The perigastric pathway was the traditional dissection for placement of the band. One significant problem with this dissection was the band placement through the lesser sac cavity just at the apex. The smooth peritonealized surface of the posterior wall of the stomach could be drawn across the band in response to force (i.e., vomiting) creating a posterior gastric prolapse. The perigastric technique was used in early experience and, along with steep learning curves on the part of the surgeons and early deficiencies in postoperative management protocols, probably contributed to poor results in some centers. In a prospective randomized comparison study [10] between both techniques, the perigastric technique patients had significantly higher incidence of prolapse (mainly posterior) compared with the pars flaccida group (16 % vs. 4 % at 2-year follow-up). Longer follow-up of the perigastric technique, up to 12 years, has demonstrated a high incidence of posterior pouch enlargements and band erosions were encountered [12, 30]. The perigastric approach should be considered a historical technique that has almost disappeared in published clinical practices.

Band Placement Without Gastro-Gastric Plication

Few authors have suggested the placement of a gastric band without gastro-gastric plication. In this technique the band is being placed in a similar fashion as described in the pars flaccida dissection. Care is taken to make very minimal dissection at the angle of His creating a small opening just big enough for the dissector. Also during the retrogastric dissection, meticulous attention is given to the creation of a very narrow retrogastric tunnel before the introduction of the laparoscopic adjustable gastric band. It has been suggested that the narrow and tight posterior tunnel will hold the band in the appropriate position avoiding slippage. No gastro-gastric imbrication sutures are placed. Slow and very gradual adjustments with careful monitoring to avoid vomiting may help to prevent band displacement.

Two randomized control studies comparing this technique with the traditional placement with imbrication plication sutures have been published with opposite results. In the first one, Fried et al. [50] compared 50 patients in each group showing no difference in band slippages or erosions at 3-year follow-up. In the second one, Lazzati et al. [51] studies 81 patients divided into two groups and early termination of the study was documented secondary to three early slippages in the non-plication group. This technique needs to be studied further and it is not well accepted within the bariatric surgery community.

Summary

The LAGB helps to develop early satiation following a small meal followed by a prolonged period of satiety. Weight loss is variable ranging from 36 to 56 % of the excess body weight at 3–5 years and an average of 48 % at long-term follow-up (≥10 years) with a need for both of revision and removals.

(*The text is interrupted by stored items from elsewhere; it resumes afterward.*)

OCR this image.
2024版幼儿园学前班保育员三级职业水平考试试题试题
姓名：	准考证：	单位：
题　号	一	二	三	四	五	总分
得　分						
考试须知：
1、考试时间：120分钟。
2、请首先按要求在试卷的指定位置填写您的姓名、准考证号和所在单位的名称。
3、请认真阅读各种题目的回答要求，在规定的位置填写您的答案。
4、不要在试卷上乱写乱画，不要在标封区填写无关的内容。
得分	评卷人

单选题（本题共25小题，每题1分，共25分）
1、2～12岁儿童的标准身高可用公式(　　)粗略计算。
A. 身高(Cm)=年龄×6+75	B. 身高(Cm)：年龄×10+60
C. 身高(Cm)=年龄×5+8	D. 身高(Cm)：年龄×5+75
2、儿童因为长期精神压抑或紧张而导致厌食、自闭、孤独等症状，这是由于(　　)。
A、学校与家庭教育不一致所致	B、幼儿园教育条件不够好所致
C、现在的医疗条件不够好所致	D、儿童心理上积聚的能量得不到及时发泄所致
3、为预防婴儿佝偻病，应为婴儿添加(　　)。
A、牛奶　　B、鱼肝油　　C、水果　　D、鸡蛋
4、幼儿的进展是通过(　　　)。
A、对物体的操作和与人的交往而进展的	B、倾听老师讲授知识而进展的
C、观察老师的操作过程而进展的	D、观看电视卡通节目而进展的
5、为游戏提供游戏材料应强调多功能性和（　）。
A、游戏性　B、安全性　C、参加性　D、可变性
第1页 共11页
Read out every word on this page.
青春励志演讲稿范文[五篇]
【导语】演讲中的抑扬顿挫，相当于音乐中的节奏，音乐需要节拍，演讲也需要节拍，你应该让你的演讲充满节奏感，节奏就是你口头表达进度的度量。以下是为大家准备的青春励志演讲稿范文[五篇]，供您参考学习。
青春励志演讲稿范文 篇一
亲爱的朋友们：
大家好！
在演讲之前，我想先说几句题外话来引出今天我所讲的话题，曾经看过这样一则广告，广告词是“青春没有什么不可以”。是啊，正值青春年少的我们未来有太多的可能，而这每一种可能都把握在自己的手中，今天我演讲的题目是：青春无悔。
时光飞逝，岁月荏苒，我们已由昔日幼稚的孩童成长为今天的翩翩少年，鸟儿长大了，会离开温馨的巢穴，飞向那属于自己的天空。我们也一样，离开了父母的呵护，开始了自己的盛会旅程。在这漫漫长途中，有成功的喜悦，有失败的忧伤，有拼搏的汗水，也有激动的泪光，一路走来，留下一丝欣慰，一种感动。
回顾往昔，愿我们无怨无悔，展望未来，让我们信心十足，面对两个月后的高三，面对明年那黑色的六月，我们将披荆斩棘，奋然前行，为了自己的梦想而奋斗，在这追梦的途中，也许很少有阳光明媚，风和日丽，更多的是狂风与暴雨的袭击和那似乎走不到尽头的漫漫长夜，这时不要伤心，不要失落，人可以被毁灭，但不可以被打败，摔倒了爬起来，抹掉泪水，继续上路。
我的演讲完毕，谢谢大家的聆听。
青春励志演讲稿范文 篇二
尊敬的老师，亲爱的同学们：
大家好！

Type 2 diabetes resolution can be achieved in 40–56 % at 2–5 years follow-up and it is dependent on weight loss, and severity and duration of diabetes before surgery. Other comorbidities and quality of life also improve.

There is a 64–72 % lower risk of death at 5 years after the LAGB and the cost-effectiveness is significant, with net costs of banding reduced to zero in 4 years after band placement.